John Kapoor created pharmaceutical firm Insys Therapeutics. The company was certainly not the first to sell opioids. In fact it was competing with the Sackers’s Purdue Pharma. However Insys developed a unique approach to deliver fentanyl (called Subsys) quickly in to the body.
Subsys was sprayed under the tongue. The drug’s fentanyl impact began in less than 5 minutes, almost as quickly as taking the drug in an IV. Yet when not measured accurately, a single dose will kill you. And it did indeed kill a lot of people.
However, Insys simply pushed their innovation. To drive success Kapoor hired a number of aggressive young executives. The story reveals how Mike Babich, hired from Chicago-based Northern Trust who became a cut throat sales leader.
Dirty sales tactics
Mike’s talent was high pressure sales tactics and he built a team who played without rules. As Evan shows the shallowness of Babich is no further evident than hiring an exotic dancer who was recently divorced with child custody legal challenges and payments literally jumped at the chance to make a lot of money regardless of who died or became addicted. Insys employees certainly acted immoral, as one leader was romantically involved with multiple women including the Director of HR.

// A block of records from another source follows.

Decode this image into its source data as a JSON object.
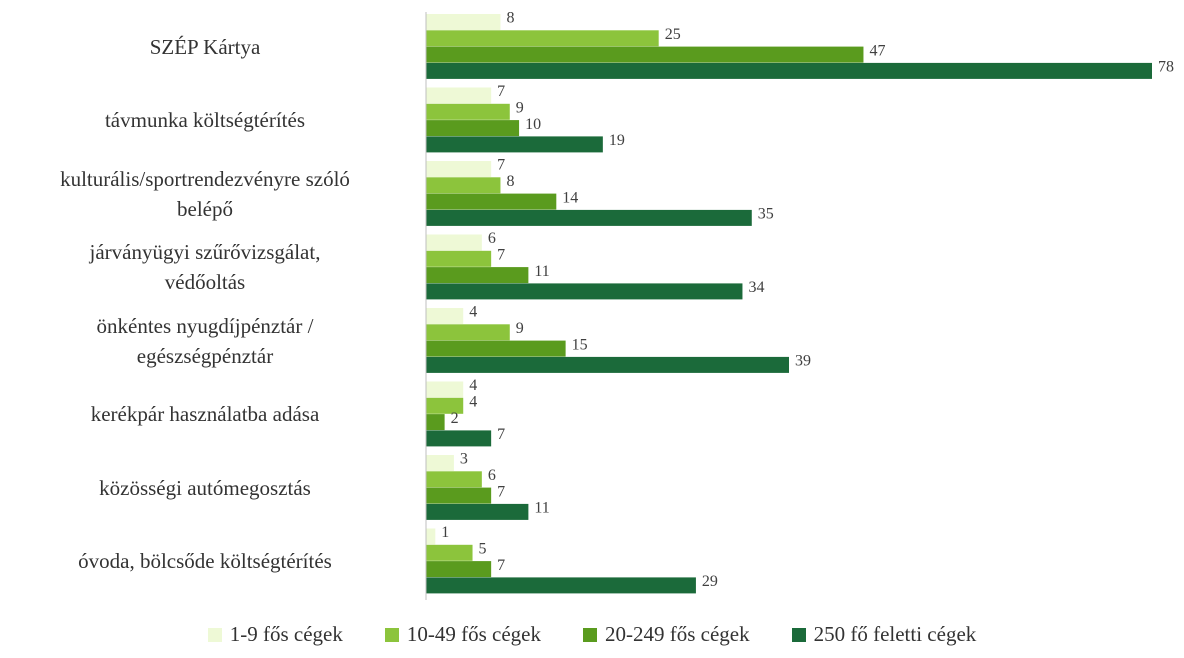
{
  "chart_data": {
    "type": "bar",
    "orientation": "horizontal",
    "categories": [
      "SZÉP Kártya",
      "távmunka költségtérítés",
      "kulturális/sportrendezvényre szóló\nbelépő",
      "járványügyi szűrővizsgálat,\nvédőoltás",
      "önkéntes nyugdíjpénztár /\negészségpénztár",
      "kerékpár használatba adása",
      "közösségi autómegosztás",
      "óvoda, bölcsőde költségtérítés"
    ],
    "series": [
      {
        "name": "1-9 fős cégek",
        "color": "#eef9d6",
        "values": [
          8,
          7,
          7,
          6,
          4,
          4,
          3,
          1
        ]
      },
      {
        "name": "10-49 fős cégek",
        "color": "#8cc43c",
        "values": [
          25,
          9,
          8,
          7,
          9,
          4,
          6,
          5
        ]
      },
      {
        "name": "20-249 fős cégek",
        "color": "#5a9b1e",
        "values": [
          47,
          10,
          14,
          11,
          15,
          2,
          7,
          7
        ]
      },
      {
        "name": "250 fő feletti cégek",
        "color": "#1b6a3a",
        "values": [
          78,
          19,
          35,
          34,
          39,
          7,
          11,
          29
        ]
      }
    ],
    "legend": "bottom"
  }
}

Targeting ‘weak’ physicians
Evan documents how Insys sales targeted and exploited physicians who were willing to push Subsys for enormous profits. In addition, Insys even created an internal department that was dedicated to committing insurance fraud. Many were in need of money so a $200 per week bonus was helping them out personally while professionally committing fraud.
Even Insys internal call center lied repeatedly to insurance companies. Why? Because Subsys was developed for advanced cancer patients. Any prescription request would be automatically denied when a patient was not suffering from cancer. Employees lied repeatedly telling insurance companies the prescription requests were for cancer patients.
Wall Street’s new darling
Kapoor and Babich turned this sales angle to become a huge success on Wall Street. Yet, it would be internal sales and support employees who became whistleblowers. Evan then visited with patients. These stories are very similar to those in my previous reads.
The New York Times article about the company:
Way off the rails
Insys followed the Sackler lead in paying physicals to speak at medical conferences promoting Subsys. However Kapoor went as far as to refer to these payments as bribes when regarding his investments (physicians) and demanded to see how the bribes were driving more business.
In conclusion, Evan is providing insights to the inner working of an Opioid startup as the crisis grew. Here the truth is stranger than fiction. Yet, this startup went off the rails as millions of Americans became addicted, overdosed, or died as a result.